Analysten-Einordnung: Was das Preisplus für Anleger bedeutet
Dies deutet darauf hin, dass Nordex in der laufenden Ausschreibungsrunde nicht nur Volumen sammelt, sondern Preisdurchsetzungen bzw. Produkt-/Leistungsfeatures besser monetarisiert. Für Anleger ist dabei entscheidend, ob der höhere ASP auch künftig in stabilere Margen und eine bessere Umsatz- und Ergebnisqualität übersetzt wird. Der Volumenrückgang bleibt zwar ein Warnsignal für den kurzfristigen Absatztrend, doch ein Preisimpuls kann die Bewertung stützen, sofern er nicht ausschließlich durch Sonderfaktoren im Mix getrieben ist.
Positiv ist zudem die Management-Argumentation: Eine robuste Pipeline in Europa und Nordamerika kann helfen, die Lücke beim Bestellvolumen im Jahresverlauf zu schließen. Gleichzeitig sollten Anleger beobachten, ob sich die Auftragsdynamik nicht nur in Projekten, sondern perspektivisch auch im Servicebereich stabilisiert.

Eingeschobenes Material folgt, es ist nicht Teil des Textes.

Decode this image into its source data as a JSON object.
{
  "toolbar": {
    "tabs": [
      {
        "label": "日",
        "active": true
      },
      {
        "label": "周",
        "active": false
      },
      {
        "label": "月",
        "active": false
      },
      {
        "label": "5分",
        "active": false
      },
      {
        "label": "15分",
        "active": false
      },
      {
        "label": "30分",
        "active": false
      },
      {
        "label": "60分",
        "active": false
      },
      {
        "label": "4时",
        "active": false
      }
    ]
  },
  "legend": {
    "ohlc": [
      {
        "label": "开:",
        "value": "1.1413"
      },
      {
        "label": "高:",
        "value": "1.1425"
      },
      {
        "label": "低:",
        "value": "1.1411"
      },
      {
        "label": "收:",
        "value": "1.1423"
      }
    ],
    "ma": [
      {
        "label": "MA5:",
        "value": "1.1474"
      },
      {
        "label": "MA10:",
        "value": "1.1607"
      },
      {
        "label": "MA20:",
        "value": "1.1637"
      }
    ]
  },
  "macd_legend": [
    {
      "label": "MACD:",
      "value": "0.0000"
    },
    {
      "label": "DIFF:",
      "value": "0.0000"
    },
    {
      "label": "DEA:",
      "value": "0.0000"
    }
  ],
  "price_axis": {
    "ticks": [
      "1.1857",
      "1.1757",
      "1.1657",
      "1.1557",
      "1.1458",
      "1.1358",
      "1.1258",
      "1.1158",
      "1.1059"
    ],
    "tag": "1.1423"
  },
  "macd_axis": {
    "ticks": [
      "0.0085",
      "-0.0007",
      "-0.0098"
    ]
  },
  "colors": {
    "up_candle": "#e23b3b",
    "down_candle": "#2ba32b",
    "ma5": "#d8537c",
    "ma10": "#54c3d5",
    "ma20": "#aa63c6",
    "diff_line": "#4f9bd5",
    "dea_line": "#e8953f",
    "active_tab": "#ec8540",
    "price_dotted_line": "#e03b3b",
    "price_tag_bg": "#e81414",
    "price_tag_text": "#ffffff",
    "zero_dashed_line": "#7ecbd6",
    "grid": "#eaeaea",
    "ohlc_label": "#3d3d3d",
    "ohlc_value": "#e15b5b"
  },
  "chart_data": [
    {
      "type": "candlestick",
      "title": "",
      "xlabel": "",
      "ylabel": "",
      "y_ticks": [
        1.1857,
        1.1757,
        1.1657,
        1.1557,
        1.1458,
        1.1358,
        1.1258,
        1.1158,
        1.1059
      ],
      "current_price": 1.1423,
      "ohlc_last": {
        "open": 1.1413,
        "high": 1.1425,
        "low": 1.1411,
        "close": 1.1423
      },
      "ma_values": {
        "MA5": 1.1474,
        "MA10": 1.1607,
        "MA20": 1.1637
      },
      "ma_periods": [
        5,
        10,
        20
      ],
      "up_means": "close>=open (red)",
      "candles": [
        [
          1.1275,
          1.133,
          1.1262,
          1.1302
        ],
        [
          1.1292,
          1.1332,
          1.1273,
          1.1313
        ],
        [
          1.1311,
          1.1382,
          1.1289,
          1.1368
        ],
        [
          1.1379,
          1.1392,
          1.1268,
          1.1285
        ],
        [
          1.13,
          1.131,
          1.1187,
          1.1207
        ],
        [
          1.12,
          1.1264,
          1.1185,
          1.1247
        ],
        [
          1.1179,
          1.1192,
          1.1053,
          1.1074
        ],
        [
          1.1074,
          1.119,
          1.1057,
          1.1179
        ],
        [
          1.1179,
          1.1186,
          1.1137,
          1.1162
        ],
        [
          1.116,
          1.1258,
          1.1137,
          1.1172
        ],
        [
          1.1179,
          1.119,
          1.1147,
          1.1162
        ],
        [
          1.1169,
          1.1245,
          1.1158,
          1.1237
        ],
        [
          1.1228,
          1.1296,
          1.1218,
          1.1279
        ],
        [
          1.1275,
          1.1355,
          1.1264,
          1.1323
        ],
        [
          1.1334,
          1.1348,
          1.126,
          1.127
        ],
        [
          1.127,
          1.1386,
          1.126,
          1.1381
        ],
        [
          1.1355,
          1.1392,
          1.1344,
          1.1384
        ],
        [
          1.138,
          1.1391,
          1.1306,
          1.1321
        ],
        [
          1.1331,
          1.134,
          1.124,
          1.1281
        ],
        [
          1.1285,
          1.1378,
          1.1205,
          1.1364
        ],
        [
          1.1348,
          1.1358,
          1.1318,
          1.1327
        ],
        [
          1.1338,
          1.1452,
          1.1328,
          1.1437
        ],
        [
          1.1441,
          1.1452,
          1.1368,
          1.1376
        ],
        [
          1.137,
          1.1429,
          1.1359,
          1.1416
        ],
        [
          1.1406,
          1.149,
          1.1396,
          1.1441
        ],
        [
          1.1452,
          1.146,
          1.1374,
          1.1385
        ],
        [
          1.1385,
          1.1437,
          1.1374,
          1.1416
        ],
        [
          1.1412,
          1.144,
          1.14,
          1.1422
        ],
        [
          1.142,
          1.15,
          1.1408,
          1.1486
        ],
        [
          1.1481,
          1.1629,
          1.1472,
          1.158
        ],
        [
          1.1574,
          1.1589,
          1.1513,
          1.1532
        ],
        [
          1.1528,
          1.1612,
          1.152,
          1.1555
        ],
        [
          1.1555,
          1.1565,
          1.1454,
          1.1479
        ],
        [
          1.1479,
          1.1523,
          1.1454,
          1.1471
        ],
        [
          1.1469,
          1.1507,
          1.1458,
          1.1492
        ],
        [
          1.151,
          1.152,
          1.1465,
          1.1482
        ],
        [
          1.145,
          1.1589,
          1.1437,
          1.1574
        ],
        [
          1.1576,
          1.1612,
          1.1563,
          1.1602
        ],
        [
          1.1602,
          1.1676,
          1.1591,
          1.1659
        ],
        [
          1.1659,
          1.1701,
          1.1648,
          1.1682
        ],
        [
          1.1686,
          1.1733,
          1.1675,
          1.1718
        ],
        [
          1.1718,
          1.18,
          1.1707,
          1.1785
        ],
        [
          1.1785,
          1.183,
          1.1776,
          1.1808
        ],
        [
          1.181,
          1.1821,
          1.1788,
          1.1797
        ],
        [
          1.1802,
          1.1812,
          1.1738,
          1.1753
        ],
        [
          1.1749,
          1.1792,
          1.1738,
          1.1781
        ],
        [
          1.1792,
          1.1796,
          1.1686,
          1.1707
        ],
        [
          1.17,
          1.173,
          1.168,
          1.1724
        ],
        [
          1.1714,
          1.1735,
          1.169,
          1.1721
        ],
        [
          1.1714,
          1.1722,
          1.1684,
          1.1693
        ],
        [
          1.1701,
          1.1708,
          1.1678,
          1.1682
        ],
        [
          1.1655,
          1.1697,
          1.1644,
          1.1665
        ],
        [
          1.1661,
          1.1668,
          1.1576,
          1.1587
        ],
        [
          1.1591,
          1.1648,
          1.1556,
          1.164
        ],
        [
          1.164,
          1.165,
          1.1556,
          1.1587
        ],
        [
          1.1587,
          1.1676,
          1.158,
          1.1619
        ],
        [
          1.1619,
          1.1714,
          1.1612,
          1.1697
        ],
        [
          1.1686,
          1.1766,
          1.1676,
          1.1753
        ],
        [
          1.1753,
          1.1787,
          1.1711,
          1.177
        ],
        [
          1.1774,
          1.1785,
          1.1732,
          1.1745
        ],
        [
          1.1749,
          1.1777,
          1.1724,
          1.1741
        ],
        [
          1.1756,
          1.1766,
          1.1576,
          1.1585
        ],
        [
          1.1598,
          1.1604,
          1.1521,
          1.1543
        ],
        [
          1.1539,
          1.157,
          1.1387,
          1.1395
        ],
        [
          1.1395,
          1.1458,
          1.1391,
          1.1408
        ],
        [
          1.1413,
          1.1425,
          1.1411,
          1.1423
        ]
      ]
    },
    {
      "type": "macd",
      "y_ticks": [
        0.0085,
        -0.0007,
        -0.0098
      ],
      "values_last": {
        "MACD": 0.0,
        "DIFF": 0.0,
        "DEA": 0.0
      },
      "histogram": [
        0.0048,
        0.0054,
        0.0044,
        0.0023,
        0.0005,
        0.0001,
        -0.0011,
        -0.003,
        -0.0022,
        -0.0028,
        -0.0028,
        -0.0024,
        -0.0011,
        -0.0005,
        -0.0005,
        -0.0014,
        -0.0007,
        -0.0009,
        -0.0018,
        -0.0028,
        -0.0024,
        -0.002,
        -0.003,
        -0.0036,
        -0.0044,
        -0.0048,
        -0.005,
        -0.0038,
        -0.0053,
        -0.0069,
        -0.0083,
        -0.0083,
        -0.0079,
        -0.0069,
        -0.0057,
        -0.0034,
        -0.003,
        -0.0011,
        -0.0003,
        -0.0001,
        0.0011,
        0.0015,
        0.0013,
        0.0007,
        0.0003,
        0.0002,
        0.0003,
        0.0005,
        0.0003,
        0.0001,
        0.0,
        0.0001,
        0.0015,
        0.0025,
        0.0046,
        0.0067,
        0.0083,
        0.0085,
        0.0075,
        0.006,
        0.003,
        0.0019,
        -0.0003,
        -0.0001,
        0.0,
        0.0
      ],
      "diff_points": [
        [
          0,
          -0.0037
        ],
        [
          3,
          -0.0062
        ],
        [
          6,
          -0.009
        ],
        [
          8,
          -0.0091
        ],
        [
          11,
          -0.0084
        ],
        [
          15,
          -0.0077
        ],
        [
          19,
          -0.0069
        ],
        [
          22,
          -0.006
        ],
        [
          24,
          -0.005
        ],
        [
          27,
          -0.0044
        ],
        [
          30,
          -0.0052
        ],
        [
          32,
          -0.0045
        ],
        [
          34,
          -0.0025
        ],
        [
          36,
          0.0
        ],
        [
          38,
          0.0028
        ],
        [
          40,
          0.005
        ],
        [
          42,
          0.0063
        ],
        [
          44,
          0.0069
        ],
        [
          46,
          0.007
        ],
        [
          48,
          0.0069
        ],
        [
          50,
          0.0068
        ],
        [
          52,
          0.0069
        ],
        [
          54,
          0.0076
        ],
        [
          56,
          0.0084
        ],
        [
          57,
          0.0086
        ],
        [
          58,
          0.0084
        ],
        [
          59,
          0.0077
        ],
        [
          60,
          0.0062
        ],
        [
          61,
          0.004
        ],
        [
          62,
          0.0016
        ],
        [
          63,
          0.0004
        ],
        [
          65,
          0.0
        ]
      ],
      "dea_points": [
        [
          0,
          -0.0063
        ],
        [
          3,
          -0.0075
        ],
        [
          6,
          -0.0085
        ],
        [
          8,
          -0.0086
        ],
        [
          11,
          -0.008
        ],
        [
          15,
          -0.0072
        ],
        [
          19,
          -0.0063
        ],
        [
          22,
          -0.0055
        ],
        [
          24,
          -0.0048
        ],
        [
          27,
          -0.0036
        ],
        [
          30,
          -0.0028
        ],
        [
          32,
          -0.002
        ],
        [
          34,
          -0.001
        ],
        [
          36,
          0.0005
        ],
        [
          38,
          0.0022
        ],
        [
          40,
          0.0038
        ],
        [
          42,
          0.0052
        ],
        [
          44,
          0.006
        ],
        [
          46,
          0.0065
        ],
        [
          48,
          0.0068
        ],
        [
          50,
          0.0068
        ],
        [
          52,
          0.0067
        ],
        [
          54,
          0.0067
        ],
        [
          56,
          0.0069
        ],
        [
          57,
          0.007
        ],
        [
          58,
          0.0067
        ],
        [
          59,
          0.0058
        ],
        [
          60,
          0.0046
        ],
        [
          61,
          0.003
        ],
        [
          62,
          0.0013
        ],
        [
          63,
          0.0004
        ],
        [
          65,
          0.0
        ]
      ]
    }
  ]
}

Warum der Auftragseingang den Jahresverlauf beeinflusst
Bei Windanlagenbauern gilt: Auftragseingang ist der Vorläufer für Umsatzrealisierung, Kapazitätsauslastung und späteres Ergebnis. Ein Rückgang im Neugeschäft kann deshalb zunächst Belastung signalisieren, während ein steigender ASP häufig ein Hinweis auf bessere Ertragschancen pro Projekt ist. Der Markt dürfte deshalb weniger die absolute MW-Zahl als vielmehr die Frage fokussieren, ob Preisstabilität und Projektmix die Volumenentwicklung überkompensieren.
Fazit & Ausblick
Nordex startet mit rund 1,9 GW Auftragseingang ins Jahr 2026 – weniger Volumen als im Vorjahr, aber mit spürbar besserem Preisniveau. Für den weiteren Kursverlauf dürfte entscheidend sein, ob das Unternehmen diese Preisstärke im Jahresverlauf in nachhaltigere Margen übersetzt und die Pipeline in Europa sowie Nordamerika den Bestellrückgang auffängt.
Im nächsten Schritt sollten Anleger vor allem auf weitere Quartalsupdates achten: Entwicklung des Auftragseingangs (inkl. Service), Backlog-Qualität sowie Hinweise, wie sich die ASP-Verbesserung künftig in Umsatz und Ergebnis niederschlägt.
Hinweise zu diesem Inhalt
Diese Inhalte wurden ganz oder teilweise automatisiert unter Einsatz künstlicher Intelligenz erstellt und können Fehler, Ungenauigkeiten oder unvollständige Informationen enthalten. Trotz sorgfältiger Prüfung übernehmen wir keine Gewähr für die Richtigkeit, Vollständigkeit und Aktualität der bereitgestellten Informationen.
Die Inhalte dienen ausschließlich Informationszwecken und stellen weder eine Anlageberatung noch eine Empfehlung oder Aufforderung zum Kauf oder Verkauf von Finanzinstrumenten dar. Sie ersetzen keine individuelle, fachkundige Beratung.
Eine Haftung für Vermögensschäden oder sonstige Schäden, die aus der Nutzung der Inhalte entstehen, ist – soweit gesetzlich zulässig – ausgeschlossen.